Hyperstone has developed a set of algorithms which attempt to spread the wear-down evenly over a whole number of cells, so if a particular area fails, it prevents the entire system failing.
Changes to the way that flash memories are made could provide devices that are less prone to failure.
Toshiba is looking to 3D NAND structures as a possible solution. “3D NAND allows us to grow many layers on one die, which helps with the capacity issue,” Störmann explains. “The big challenge for 2D NAND is being able to address all these different demands. 3D can work around these.”
Some 3D NAND approaches form vertical strings of bits that allow tens of bits to occupy the same location on the die.
These devices are now moving into production for high-density SSDs.

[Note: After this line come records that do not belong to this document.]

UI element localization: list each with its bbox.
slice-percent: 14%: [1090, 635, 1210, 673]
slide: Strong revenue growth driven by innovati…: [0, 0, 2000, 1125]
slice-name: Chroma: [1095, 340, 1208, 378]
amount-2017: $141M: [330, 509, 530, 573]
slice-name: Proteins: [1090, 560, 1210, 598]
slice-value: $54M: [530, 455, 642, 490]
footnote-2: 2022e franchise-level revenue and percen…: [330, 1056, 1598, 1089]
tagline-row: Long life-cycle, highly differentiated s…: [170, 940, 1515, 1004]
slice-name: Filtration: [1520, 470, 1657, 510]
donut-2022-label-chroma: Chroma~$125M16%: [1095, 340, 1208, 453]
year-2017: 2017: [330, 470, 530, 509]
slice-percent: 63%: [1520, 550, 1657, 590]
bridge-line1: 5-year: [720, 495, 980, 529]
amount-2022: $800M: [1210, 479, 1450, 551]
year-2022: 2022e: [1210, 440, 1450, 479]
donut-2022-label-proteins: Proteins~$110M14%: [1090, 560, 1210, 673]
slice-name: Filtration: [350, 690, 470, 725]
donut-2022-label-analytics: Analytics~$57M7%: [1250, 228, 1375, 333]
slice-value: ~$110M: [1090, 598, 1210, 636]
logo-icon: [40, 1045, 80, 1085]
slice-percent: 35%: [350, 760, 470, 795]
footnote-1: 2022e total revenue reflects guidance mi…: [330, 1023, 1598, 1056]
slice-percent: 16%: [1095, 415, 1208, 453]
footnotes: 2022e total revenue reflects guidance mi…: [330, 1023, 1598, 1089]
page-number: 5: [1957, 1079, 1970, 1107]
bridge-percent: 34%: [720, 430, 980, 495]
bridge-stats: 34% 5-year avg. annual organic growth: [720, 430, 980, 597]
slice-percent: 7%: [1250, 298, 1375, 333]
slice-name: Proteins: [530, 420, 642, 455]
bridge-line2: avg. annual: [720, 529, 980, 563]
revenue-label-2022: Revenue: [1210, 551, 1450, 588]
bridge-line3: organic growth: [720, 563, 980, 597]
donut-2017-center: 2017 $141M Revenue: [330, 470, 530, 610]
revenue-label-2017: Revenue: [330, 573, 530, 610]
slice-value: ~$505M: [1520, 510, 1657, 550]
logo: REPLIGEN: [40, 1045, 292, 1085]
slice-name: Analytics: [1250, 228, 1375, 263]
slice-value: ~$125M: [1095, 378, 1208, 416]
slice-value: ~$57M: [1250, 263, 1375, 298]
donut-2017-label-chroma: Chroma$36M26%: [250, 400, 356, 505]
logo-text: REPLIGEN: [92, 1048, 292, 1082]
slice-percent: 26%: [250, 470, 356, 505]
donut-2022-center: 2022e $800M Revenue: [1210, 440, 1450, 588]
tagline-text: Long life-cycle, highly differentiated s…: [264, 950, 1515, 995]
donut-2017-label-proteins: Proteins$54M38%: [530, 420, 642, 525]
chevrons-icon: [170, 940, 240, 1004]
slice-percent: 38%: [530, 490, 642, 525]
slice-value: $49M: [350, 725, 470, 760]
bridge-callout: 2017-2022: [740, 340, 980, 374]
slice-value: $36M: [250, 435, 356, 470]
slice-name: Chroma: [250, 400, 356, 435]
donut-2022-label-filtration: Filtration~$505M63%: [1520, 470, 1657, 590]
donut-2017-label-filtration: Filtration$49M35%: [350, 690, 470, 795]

|“While advanced NAND Flash technologies offer a multitude of benefits, miniaturisation isn’t without it’s drawbacks.”|
- Jason Chien
According to Mehnert, newer 3D Flash architectures also comes with new failure modes: “In 3D structures, more cells are connected. If there’s a shortage or strings break, the number of cells that become defective will be significantly higher, with the result that bit errors and data loss could go beyond the ECC’s capability. If one cell breaks you can correct it using the ECC, but, if a whole block breaks, you may need something like Redundant Array of Independent Disks (RAID) to manage data redundancy and performance improvement.”
There are other approaches to making 3D NAND suitable for embedded systems.
Störmann points to through-silicon via (TSV) technology with conventional 2D NAND devices as a possible alternative.
|Above: Silicon Motion includes data error detection with recovery engines to offer data integrity throughout the entire Host-to-NAND-to-Host data path|
“This is a stacking option,” he explains. “In one package you can accommodate 32 dies on one another, providing higher densities which means the capacity improves and provides quicker speeds.”
Despite the density advantages associated with 3D Flash, Mehnert believes there is still value in using 2D and that different markets will require different levels of reliability.
“We still have a lot of systems which are low capacity and very reliable. It just depends on the application,” he contends.
He insists that the only way forward when it comes to memory is to compromise.
“You can’t offer everything in one device. Storage systems will need to be more application specific and new features will require different approaches, and that will entail continuous innovation.”